Rettungsschwimmerin und Netflix-Heldin auf der Anklagebank

Eigentlich war das Schlauchboot für sieben Personen ausgelegt. Sarah Mardini und ihre Schwester Yusra hingegen saßen mit 18 weiteren Flüchtlingen darin, als sie über die Ägäis nach Lesbos gelangen wollten, auf der Flucht vor dem Bürgerkrieg in Syrien. Plötzlich fiel der Motor aus, das Bott drohte zu sinken. Sarah und Yusra, bis zu ihrer Flucht Schwimmerinnen im syrischen Nationalteam, sprangen ins Mittelmeer und zogen das Boot stundenlang an einem Tau hinter sich her bis an die Küste Lesbos’. Danach gelangten die damals 20-jährige Sarah und ihre 17-jährige Schwester nach Berlin. Yusra schwamm weiter, und ging 2016 bei den Olympischen Spielen in Rio de Janeiro an den Start.
Ihre Flucht und der Erfolg bei Olympia machten die Mardinis weithin bekannt – im Vorjahr verfilmte Netflix ihre Lebensgeschichte, unter anderem mit dem deutschen Schauspieler Matthias Schweighöfer als Schwimmtrainer.
Was Netflix nicht erzählt: 2016 kehrte Sarah Mardini zurück nach Lesbos, um als Freiwillige für die Hilfsorganisation Emergency Response Centre International (ERCI) zu arbeiten. Die Organisation unterstützt unter anderem im Camp Moria. Die griechischen Behörden vergleichen ERCI mit einem Schlepperring.
In Griechenland steht die mittlerweile 27-jährige Sarah Mardini deswegen vor Gericht; die griechische Justiz wirft ihr und 23 weiteren Flüchtlingshelfern Spionage, Zusammenarbeit mit organisierten Schleppern, Geldwäsche und gesetzwidrige Nutzung von Funk-Frequenzen vor.

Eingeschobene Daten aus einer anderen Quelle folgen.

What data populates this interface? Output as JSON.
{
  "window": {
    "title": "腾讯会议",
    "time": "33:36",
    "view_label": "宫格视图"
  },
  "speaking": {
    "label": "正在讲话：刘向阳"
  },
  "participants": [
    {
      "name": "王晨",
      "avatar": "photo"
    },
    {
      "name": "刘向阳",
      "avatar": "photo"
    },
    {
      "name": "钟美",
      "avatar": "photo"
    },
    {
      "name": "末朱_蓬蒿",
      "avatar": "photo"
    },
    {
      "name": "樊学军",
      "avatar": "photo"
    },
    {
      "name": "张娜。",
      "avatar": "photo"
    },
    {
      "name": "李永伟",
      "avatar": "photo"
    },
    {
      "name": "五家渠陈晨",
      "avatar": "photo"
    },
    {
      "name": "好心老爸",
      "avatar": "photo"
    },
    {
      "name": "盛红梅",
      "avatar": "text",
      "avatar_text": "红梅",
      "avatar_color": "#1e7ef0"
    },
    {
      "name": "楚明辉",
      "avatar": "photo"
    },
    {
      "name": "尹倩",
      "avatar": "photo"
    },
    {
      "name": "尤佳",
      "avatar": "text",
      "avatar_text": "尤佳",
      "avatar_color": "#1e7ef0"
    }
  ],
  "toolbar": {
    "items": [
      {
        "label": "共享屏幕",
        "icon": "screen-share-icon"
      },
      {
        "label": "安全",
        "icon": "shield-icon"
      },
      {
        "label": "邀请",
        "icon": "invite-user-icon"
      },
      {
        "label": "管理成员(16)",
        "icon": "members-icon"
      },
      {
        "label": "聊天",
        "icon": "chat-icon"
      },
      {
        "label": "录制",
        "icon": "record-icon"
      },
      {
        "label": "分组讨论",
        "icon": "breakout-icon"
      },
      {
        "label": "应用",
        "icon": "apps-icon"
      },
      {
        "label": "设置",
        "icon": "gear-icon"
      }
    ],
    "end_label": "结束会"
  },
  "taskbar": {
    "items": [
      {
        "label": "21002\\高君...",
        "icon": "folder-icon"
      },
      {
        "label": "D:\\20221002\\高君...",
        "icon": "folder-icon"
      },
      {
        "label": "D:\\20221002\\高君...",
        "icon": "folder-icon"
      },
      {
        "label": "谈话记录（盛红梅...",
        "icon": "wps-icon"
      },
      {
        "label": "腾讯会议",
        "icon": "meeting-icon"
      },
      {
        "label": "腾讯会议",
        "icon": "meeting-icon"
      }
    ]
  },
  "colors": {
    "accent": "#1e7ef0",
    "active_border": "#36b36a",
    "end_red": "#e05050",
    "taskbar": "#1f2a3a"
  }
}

Neben Sarah Mardini sind 23 weitere Personen, darunter der Rettungsschwimmer Sean Binder (links), angeklagt.
Mardini wurde im August 2018, als sie nach Deutschland zurückkehren wollte, am Flughafen Lesbos festgenommen. Erst nach dreieinhalb Monaten Untersuchungshaft, unter anderem mit dem ebenfalls angeklagten, deutsch-irischen Rettungsschwimmer Sean Binder, kam Mardini gegen 5.000 Euro Kaution frei und konnte nach Deutschland zurückkehren.
Politisch motiviert?
Der Prozess hatte bereits 2021 begonnen, war jedoch wegen Verfahrensfragen vertagt worden; nun wird er fortgesetzt. Die Angeklagten bestreiten die Vorwürfe. Die Menschenrechtsorganisation Human Rights Watch spricht von einem "politisch motivierten Prozess", dessen Ziel es sei, Hilfsorganisationen einzuschüchtern. Amnesty International nennt den Prozess eine "Farce": Das Verfahren werde absichtlich verschleppt, um Nichtregierungsorganisationen von Rettungseinsätzen abzuschrecken. Ein Untersuchungsbericht des Europaparlaments bezeichnet den Prozess als "größten Fall der Kriminalisierung von Flüchtlingssolidarität in Europa".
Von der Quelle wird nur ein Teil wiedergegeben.